The Note examines whether, and in what circumstances, Member States may lawfully bend legislative processes as a result of emergency measures and justify non-compliance with EU and International asylum obligations. The analysis is effectively presented in two sections. The first lays out the derogations which exist in EU asylum law and which Member States could potentially use as a legal basis to displace obligations under the asylum acquis. The second offers an examination of the principles that underpin the application of derogations in EU asylum law.

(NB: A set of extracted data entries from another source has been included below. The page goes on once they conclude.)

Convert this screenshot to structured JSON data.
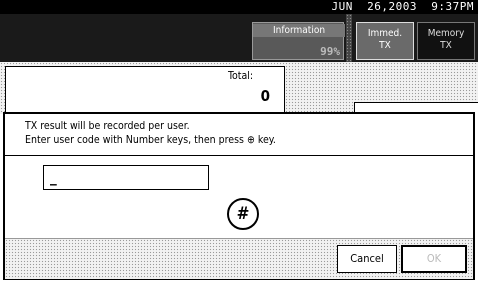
{
  "status": {
    "datetime": "JUN  26,2003  9:37PM"
  },
  "header": {
    "information_label": "Information",
    "memory_percent": "99%",
    "immed_tx_line1": "Immed.",
    "immed_tx_line2": "TX",
    "memory_tx_line1": "Memory",
    "memory_tx_line2": "TX"
  },
  "total": {
    "label": "Total:",
    "value": "0"
  },
  "dialog": {
    "message_line1": "TX result will be recorded per user.",
    "message_line2": "Enter user code with Number keys, then press ⊕ key.",
    "user_code_value": "_",
    "hash_key_symbol": "#",
    "cancel_label": "Cancel",
    "ok_label": "OK"
  }
}
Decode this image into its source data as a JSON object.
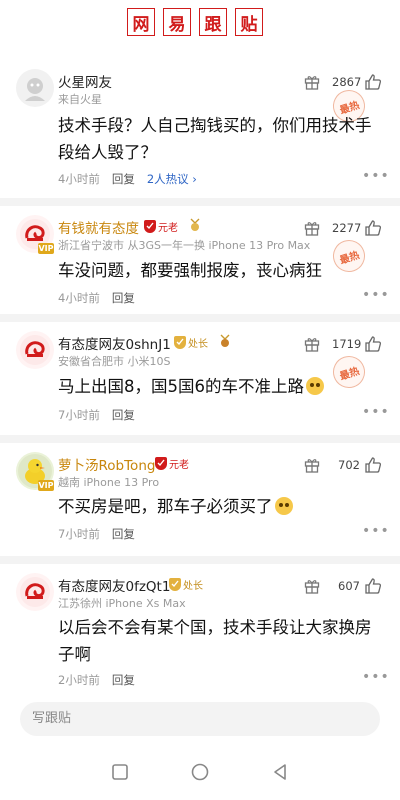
{
  "header": {
    "title_chars": [
      "网",
      "易",
      "跟",
      "贴"
    ]
  },
  "comments": [
    {
      "user": "火星网友",
      "location": "来自火星",
      "text": "技术手段？人自己掏钱买的，你们用技术手段给人毁了？",
      "time": "4小时前",
      "reply": "回复",
      "hot_discussion": "2人热议 ›",
      "likes": "2867",
      "stamp": "最热"
    },
    {
      "user": "有钱就有态度",
      "badge": "元老",
      "location": "浙江省宁波市  从3GS一年一换 iPhone 13 Pro Max",
      "text": "车没问题，都要强制报废，丧心病狂",
      "time": "4小时前",
      "reply": "回复",
      "likes": "2277",
      "stamp": "最热",
      "vip": "VIP"
    },
    {
      "user": "有态度网友0shnJ1",
      "badge": "处长",
      "location": "安徽省合肥市  小米10S",
      "text": "马上出国8，国5国6的车不准上路",
      "time": "7小时前",
      "reply": "回复",
      "likes": "1719",
      "stamp": "最热"
    },
    {
      "user": "萝卜汤RobTong",
      "badge": "元老",
      "location": "越南  iPhone 13 Pro",
      "text": "不买房是吧，那车子必须买了",
      "time": "7小时前",
      "reply": "回复",
      "likes": "702",
      "vip": "VIP"
    },
    {
      "user": "有态度网友0fzQt1",
      "badge": "处长",
      "location": "江苏徐州  iPhone Xs Max",
      "text": "以后会不会有某个国，技术手段让大家换房子啊",
      "time": "2小时前",
      "reply": "回复",
      "likes": "607"
    }
  ],
  "compose": {
    "placeholder": "写跟贴"
  },
  "colors": {
    "brand_red": "#d11b1b",
    "gold_name": "#c8860c",
    "link_blue": "#2f66c5"
  }
}
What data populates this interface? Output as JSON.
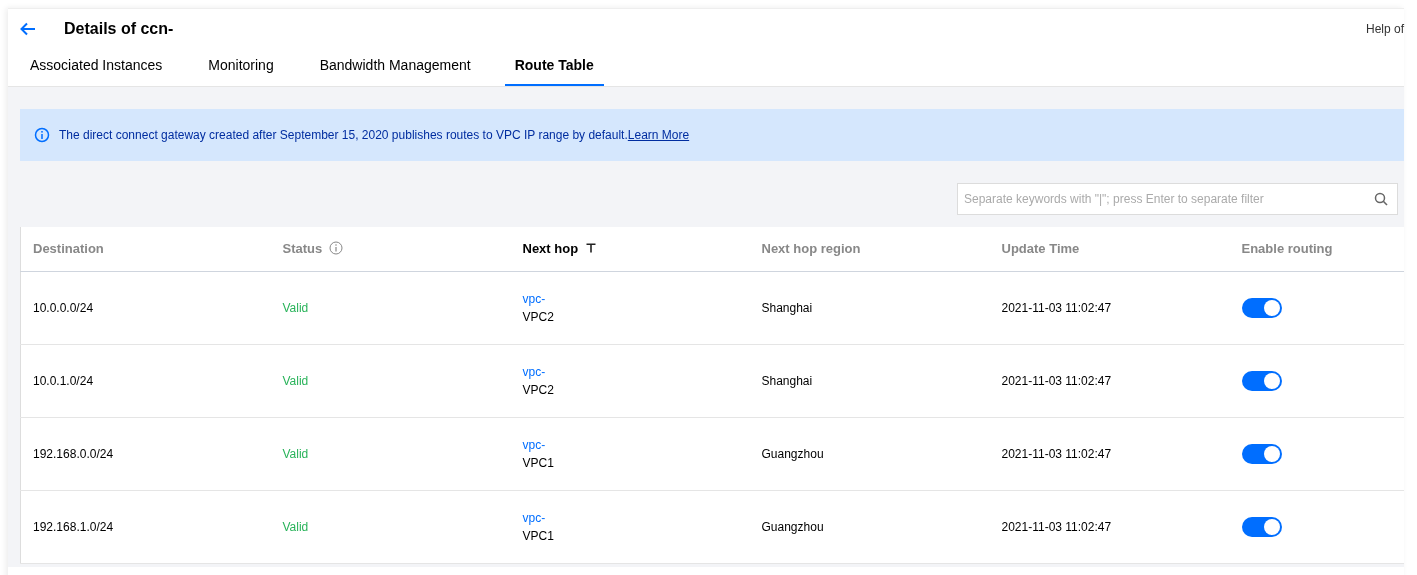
{
  "header": {
    "title": "Details of ccn-",
    "help": "Help of"
  },
  "tabs": [
    {
      "label": "Associated Instances",
      "selected": false
    },
    {
      "label": "Monitoring",
      "selected": false
    },
    {
      "label": "Bandwidth Management",
      "selected": false
    },
    {
      "label": "Route Table",
      "selected": true
    }
  ],
  "notice": {
    "text": "The direct connect gateway created after September 15, 2020 publishes routes to VPC IP range by default.",
    "link": "Learn More"
  },
  "search": {
    "placeholder": "Separate keywords with \"|\"; press Enter to separate filter"
  },
  "table": {
    "columns": [
      {
        "label": "Destination",
        "kind": "plain"
      },
      {
        "label": "Status",
        "kind": "info"
      },
      {
        "label": "Next hop",
        "kind": "filter"
      },
      {
        "label": "Next hop region",
        "kind": "plain"
      },
      {
        "label": "Update Time",
        "kind": "plain"
      },
      {
        "label": "Enable routing",
        "kind": "plain"
      }
    ],
    "rows": [
      {
        "destination": "10.0.0.0/24",
        "status": "Valid",
        "next_hop_id": "vpc-",
        "next_hop_name": "VPC2",
        "region": "Shanghai",
        "update_time": "2021-11-03 11:02:47",
        "routing_enabled": true
      },
      {
        "destination": "10.0.1.0/24",
        "status": "Valid",
        "next_hop_id": "vpc-",
        "next_hop_name": "VPC2",
        "region": "Shanghai",
        "update_time": "2021-11-03 11:02:47",
        "routing_enabled": true
      },
      {
        "destination": "192.168.0.0/24",
        "status": "Valid",
        "next_hop_id": "vpc-",
        "next_hop_name": "VPC1",
        "region": "Guangzhou",
        "update_time": "2021-11-03 11:02:47",
        "routing_enabled": true
      },
      {
        "destination": "192.168.1.0/24",
        "status": "Valid",
        "next_hop_id": "vpc-",
        "next_hop_name": "VPC1",
        "region": "Guangzhou",
        "update_time": "2021-11-03 11:02:47",
        "routing_enabled": true
      }
    ]
  }
}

The declaration of emergency measures does not provide a carte blanche to derogate from asylum procedures. The Note highlights that there must, firstly, be a legislative basis for States to derogate from asylum procedures. Secondly, a lawful derogation must relate to circumstances provided for by EU law including, inter alia, the maintenance of law and order and the safeguarding of internal security under Article 72 TFEU. Thirdly, the security situation prompting the introduction of emergency measures must require the use of legislative basis to derogate, and the scope of this derogation may only then be justified to the extent provided for in the applicable EU Regulations and Directives.

Furthermore, if a State successfully argues that the asylum acquis does not sufficiently cover its security interests, the State must present evidence demonstrating that the measures are proportionate, necessary and appropriate to the action taken. Finally, all introduced measures must be fully compliant with non-derogable rights established under the ECHR and corresponding to the rights of the Charter.